Однако, думал Гоголь, еще никто не видел «идола», выставленного для потомков в таком невыгодном свете. Вместо того чтобы поднять на пьедестал, Погодин уронил его в грязь лицом. Если на то пошло, он предпочел бы, чтобы напечатали аккуратный прилизанный портрет Моллера, чем грубый в своей правдивости портрет Иванова.

В самый раз, чтобы отвлечь его от невеселых мыслей, Александр Петрович Толстой и графиня Вильегорская пригласили его провести несколько дней в Париже, все расходы они брали на себя. Доктор Копп, осмотрев Гоголя, сказал, что для его здоровья полезно путешествие, и В. А. Жуковский, видимо, чтобы отдохнуть от него, посоветовал ему воспользоваться предложением. Гоголь уехал, находясь в «нервическом тревожном беспокойстве» и «с признаками совершенного расклеения тела» в первые дни января 1845 года. В Париже его ждала уютная комната с печкой в отеле Вестминстр, в доме 9 по улице Rue de la Paix (улица Мира), где также проживала семья графа А. П. Толстого. Гоголь, который познакомился с графом в Ницце зимой 1843–1844 годов, глубоко уважал этого человека, занимающего высокое положение при дворе. Граф начал свою блестящую карьеру с гвардейского офицера, затем попробовал себя на дипломатической службе в посольствах Парижа и Константинополя, даже был секретным агентом на Ближнем Востоке, был назначен губернатором в Тверь, потом переведен военным губернатором в Одессу, ушел в отставку в 1840 году, чтобы посвятить себя изучению религиозных вопросов. Окружающие поражались его знаниям Священного Писания. Он часто принимал у себя русских и греческих священников, с которыми одинаково свободно общался. Худощавый, элегантный, с военной выправкой и угрюмым взглядом, этот ревнивый защитник Церкви и трона осуждал все либеральные идеи, которые волновали европейскую молодежь и грозили добраться до российских молодых умов. Гоголь был полностью согласен с ним по этому вопросу. Высадившись в Париже, он снова очутился в атмосфере хаоса, требований и насмешек, которая была ему отвратительна. Жизнь подорожала, люди в кафе бросали непристойные шутки в сторону Луи-Филиппа и Гизо, газеты пестрили карикатурами и полемизирующими статьями, вся Франция, развязная и озлобленная, казалось, страдала от зуда. Без всякого сомнения, этот народ несет в себе семена анархии. Надо оградить его от остального мира карантинным кордоном.

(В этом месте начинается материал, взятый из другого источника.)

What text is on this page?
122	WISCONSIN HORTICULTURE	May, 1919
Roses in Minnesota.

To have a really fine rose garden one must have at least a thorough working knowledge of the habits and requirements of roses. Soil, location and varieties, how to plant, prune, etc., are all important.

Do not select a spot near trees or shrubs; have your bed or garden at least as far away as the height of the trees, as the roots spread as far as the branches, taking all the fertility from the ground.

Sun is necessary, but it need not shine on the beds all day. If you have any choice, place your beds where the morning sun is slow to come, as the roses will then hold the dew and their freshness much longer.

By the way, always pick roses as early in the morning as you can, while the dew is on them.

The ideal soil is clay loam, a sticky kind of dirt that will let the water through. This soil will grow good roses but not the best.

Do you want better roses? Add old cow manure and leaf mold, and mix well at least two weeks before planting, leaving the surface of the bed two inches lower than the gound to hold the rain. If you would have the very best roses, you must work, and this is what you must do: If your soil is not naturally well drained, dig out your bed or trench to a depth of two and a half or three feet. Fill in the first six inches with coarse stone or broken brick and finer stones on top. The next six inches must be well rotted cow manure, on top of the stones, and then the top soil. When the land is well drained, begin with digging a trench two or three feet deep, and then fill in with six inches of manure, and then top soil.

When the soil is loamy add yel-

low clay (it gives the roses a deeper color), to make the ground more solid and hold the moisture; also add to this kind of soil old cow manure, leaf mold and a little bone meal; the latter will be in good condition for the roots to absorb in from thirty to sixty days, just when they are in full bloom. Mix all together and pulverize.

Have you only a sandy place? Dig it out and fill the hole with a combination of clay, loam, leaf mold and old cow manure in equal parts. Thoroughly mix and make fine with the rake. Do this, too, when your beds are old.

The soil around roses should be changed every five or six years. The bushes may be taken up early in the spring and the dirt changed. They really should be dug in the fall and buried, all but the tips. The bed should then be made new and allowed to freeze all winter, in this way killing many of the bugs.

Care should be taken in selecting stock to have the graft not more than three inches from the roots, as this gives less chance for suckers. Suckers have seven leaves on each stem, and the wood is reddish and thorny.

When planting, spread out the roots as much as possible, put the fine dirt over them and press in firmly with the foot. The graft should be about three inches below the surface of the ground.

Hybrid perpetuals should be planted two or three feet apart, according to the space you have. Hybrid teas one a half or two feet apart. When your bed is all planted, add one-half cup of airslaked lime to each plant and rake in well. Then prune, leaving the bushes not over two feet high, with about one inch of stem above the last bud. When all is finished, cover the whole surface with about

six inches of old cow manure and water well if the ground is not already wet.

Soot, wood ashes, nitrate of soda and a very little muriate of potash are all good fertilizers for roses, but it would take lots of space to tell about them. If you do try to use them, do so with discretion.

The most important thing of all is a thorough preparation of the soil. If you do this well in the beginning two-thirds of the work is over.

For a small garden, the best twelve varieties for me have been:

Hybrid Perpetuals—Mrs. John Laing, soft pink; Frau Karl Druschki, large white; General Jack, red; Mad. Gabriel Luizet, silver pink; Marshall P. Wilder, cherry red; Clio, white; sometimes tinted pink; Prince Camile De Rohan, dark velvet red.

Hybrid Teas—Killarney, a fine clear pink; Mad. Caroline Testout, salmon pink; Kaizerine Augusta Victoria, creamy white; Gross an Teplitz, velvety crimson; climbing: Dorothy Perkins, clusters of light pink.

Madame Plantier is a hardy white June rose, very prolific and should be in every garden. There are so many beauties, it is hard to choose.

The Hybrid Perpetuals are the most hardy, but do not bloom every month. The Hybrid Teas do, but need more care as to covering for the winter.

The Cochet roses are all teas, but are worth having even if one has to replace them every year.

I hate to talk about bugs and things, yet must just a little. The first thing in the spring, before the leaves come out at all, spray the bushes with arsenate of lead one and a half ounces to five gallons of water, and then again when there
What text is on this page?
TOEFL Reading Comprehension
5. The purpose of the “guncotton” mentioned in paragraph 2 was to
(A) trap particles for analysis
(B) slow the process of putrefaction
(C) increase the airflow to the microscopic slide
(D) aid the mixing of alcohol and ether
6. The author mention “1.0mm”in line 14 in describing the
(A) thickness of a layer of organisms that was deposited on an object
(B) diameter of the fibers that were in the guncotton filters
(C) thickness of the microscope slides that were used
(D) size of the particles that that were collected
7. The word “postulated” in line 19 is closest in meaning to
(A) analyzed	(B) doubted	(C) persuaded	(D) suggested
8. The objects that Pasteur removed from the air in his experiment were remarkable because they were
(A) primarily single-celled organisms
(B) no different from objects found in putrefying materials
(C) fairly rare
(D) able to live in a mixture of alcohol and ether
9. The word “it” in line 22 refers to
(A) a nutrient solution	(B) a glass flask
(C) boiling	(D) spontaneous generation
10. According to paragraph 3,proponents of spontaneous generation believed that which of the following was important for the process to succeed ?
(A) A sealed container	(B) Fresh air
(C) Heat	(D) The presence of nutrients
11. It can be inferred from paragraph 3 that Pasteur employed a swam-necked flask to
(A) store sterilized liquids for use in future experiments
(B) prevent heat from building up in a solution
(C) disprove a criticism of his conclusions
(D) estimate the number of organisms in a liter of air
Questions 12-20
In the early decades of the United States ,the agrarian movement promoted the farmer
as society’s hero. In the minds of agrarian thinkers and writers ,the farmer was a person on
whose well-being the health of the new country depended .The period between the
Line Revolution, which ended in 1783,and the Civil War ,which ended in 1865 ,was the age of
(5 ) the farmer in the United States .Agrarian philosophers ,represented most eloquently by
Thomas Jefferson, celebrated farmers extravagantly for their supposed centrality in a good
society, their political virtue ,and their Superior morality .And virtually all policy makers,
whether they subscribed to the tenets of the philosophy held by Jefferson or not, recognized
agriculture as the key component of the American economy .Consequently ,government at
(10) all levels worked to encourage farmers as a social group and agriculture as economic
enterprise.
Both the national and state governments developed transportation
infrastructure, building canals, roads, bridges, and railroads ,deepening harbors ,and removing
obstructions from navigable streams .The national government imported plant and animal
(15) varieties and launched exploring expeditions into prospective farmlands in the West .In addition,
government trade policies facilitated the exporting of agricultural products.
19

«Париж или лучше – воздух Парижа, или лучше – испарения воздуха парижских обитателей, пребывающие здесь на место воздуха, помогли мне немного и даже вновь расстроили приобретенное переездом и дорогою», – писал Гоголь Смирновой.[421]

И Языкову:

«О Париже скажу тебе только то, что я вовсе не видел Парижа. Я и встарь был до него не охотник, а тем паче теперь. Говоря это, я разумею даже и относительно материальных вещей и всяких жизненных удобств: нечист, и на воздухе хоть топор повесь. Никого, кроме самых близких моей душе, то есть графинь Вильегорских и графа Александра Петровича Толстого, не видал».[422] Да, больше и речи быть не могло о ресторанах и театрах, о прогулках по садам Тюильри и посещениях музеев, как это было во время первого знакомства с Парижем. Он пребывал в таком унынии (подавленном состоянии), что не желал знать, что происходит вокруг. Его единственной радостью было исповедовать графиню Вильегорскую и юную Нози с таким живым личиком и обсуждать некоторые отрывки из Священных Писаний с графом Толстым.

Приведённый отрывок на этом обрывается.